Superconductivity observed in thin films of Nd0.8Sr0.2NiO2

Identification of cuprate-like charge and spin stripe physics in R4Ni3O8

Advances in single crystal growth techniques for nickelates

Abstract

In strongly correlated materials, lattice, charge, spin and orbital degrees of freedom interact with each other, leading to emergent physical properties such as superconductivity, colossal magnetic resistance and metal-insulator transition. Quasi-2D square planar nickelates, Rn+1NinO2n+2 (R=rare earth, n=2, 3...), are of significant interest and long sought for cuprate analogue due to the 3d9 electronic configuration of Ni+, the same as the active ion Cu2+ in the high-Tc superconducting cuprates. The field has attracted intense attention since 2019 due to the discovery of superconductivity in thin films of Nd0.8Sr0.2NiO2, although no superconductivity has been reported in bulk polycrystalline powders. Herein, we review the synthesis of polycrystalline powders of quasi-2D square planar nickelates through topotactic reduction of parent compounds that are synthesized via solid state reaction, precursor method, high pressure floating zone method and high-pressure flux method. We emphasize single crystal preparation using the high-pressure floating zone techniques. We discuss their crystal structure and physical properties including resistivity, magnetic susceptibility and heat capacity.

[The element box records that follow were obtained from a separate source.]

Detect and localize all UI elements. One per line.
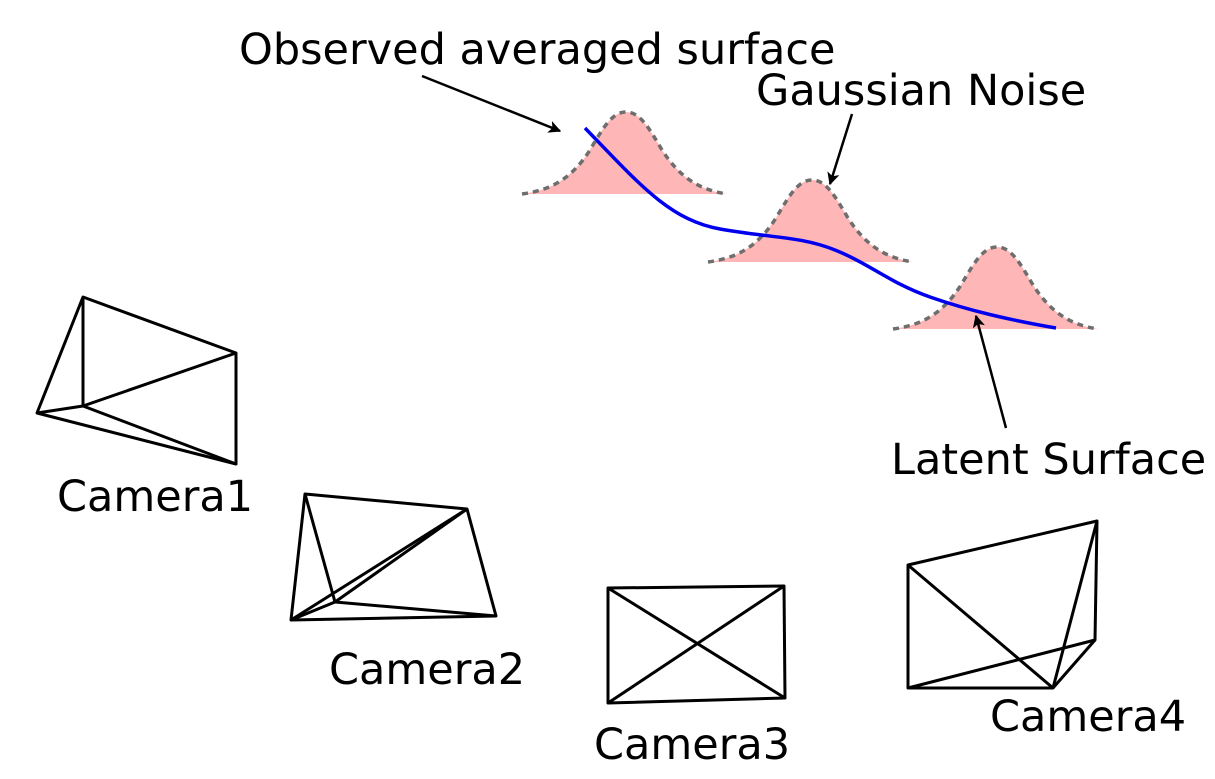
camera1-label: Camera1 <box>57 472 253 522</box>
gaussian-3-fill <box>893 247 1098 329</box>
latent-surface-curve <box>583 126 1057 330</box>
gaussian-3-outline <box>892 245 1099 331</box>
camera2-label: Camera2 <box>329 645 525 695</box>
gaussian-2 <box>707 178 914 264</box>
camera4-label: Camera4 <box>990 692 1186 742</box>
arrow-observed <box>421 74 562 133</box>
arrow-noise <box>827 113 854 186</box>
gaussian-2-outline <box>707 178 914 264</box>
gaussian-noise-label: Gaussian Noise <box>756 66 1086 116</box>
camera4-frustum <box>906 519 1099 690</box>
camera3-frustum <box>606 584 787 705</box>
camera1-frustum <box>35 295 238 466</box>
gaussian-1-fill <box>522 112 727 194</box>
camera3-label: Camera3 <box>594 720 790 770</box>
arrow-latent <box>972 314 1008 429</box>
gaussian-2-fill <box>708 180 913 262</box>
observed-surface-label: Observed averaged surface <box>239 25 835 75</box>
gaussian-3 <box>892 245 1099 331</box>
gaussian-1 <box>521 110 728 196</box>
camera2-frustum <box>289 492 498 622</box>
gaussian-1-outline <box>521 110 728 196</box>
latent-surface-label: Latent Surface <box>891 435 1206 485</box>
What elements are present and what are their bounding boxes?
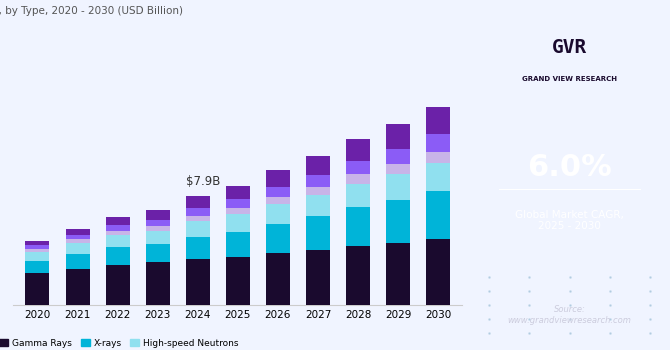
Bar [106, 235, 129, 247]
Bar [66, 269, 90, 304]
Bar [145, 226, 170, 231]
Bar [226, 232, 250, 257]
Bar [66, 229, 90, 235]
Bar [346, 139, 370, 161]
Bar [426, 107, 450, 134]
Bar [266, 204, 290, 224]
Bar [66, 243, 90, 254]
Bar [106, 217, 129, 225]
Bar [145, 220, 170, 226]
Bar [25, 249, 50, 252]
Bar [25, 273, 50, 304]
Bar [266, 224, 290, 253]
Bar [66, 235, 90, 239]
Text: Global Market CAGR,
2025 - 2030: Global Market CAGR, 2025 - 2030 [515, 210, 624, 231]
Bar [25, 261, 50, 273]
Text: Size, by Type, 2020 - 2030 (USD Billion): Size, by Type, 2020 - 2030 (USD Billion) [0, 6, 184, 16]
Bar [226, 214, 250, 232]
Bar [145, 231, 170, 244]
Bar [426, 134, 450, 152]
Bar [226, 186, 250, 199]
Bar [266, 187, 290, 197]
Bar [386, 149, 410, 164]
Bar [25, 241, 50, 245]
Bar [306, 156, 330, 175]
Bar [186, 208, 210, 216]
Bar [306, 216, 330, 250]
Bar [306, 250, 330, 304]
Bar [306, 195, 330, 216]
Bar [426, 191, 450, 239]
Bar [106, 225, 129, 231]
Bar [226, 257, 250, 304]
Bar [426, 163, 450, 191]
Bar [145, 244, 170, 262]
Bar [106, 247, 129, 265]
Bar [386, 200, 410, 243]
Bar [386, 243, 410, 304]
Bar [226, 208, 250, 214]
Bar [426, 239, 450, 304]
Bar [186, 259, 210, 304]
Bar [386, 174, 410, 200]
Bar [346, 183, 370, 207]
Text: 6.0%: 6.0% [527, 154, 612, 182]
Bar [386, 124, 410, 149]
Bar [266, 253, 290, 304]
Bar [186, 222, 210, 237]
Bar [25, 252, 50, 261]
Bar [386, 164, 410, 174]
Bar [145, 262, 170, 304]
Bar [106, 265, 129, 304]
Bar [106, 231, 129, 235]
Bar [346, 207, 370, 246]
Bar [266, 170, 290, 187]
Bar [186, 196, 210, 208]
Bar [25, 245, 50, 249]
Text: $7.9B: $7.9B [186, 175, 220, 188]
Text: GVR: GVR [552, 38, 587, 57]
Bar [306, 175, 330, 187]
Text: Source:
www.grandviewresearch.com: Source: www.grandviewresearch.com [508, 305, 631, 325]
Text: GRAND VIEW RESEARCH: GRAND VIEW RESEARCH [522, 76, 617, 82]
Bar [266, 197, 290, 204]
Bar [66, 239, 90, 243]
Bar [426, 152, 450, 163]
Bar [346, 174, 370, 183]
Bar [346, 161, 370, 174]
Bar [186, 216, 210, 222]
Bar [306, 187, 330, 195]
Bar [226, 199, 250, 208]
Bar [145, 210, 170, 220]
Bar [66, 254, 90, 269]
Bar [186, 237, 210, 259]
Bar [346, 246, 370, 304]
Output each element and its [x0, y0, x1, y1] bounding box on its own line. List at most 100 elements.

We highlight the cuprate-like physics, including charge/spin stripes and large orbital polarization, identified in single crystals of R4Ni3O8 (R=La and Pr) combining synchrotron X-ray/neutron single crystal diffraction and density functional theory calculations. Furthermore, the challenges and possible research directions of this fast-moving field in the future are briefly discussed.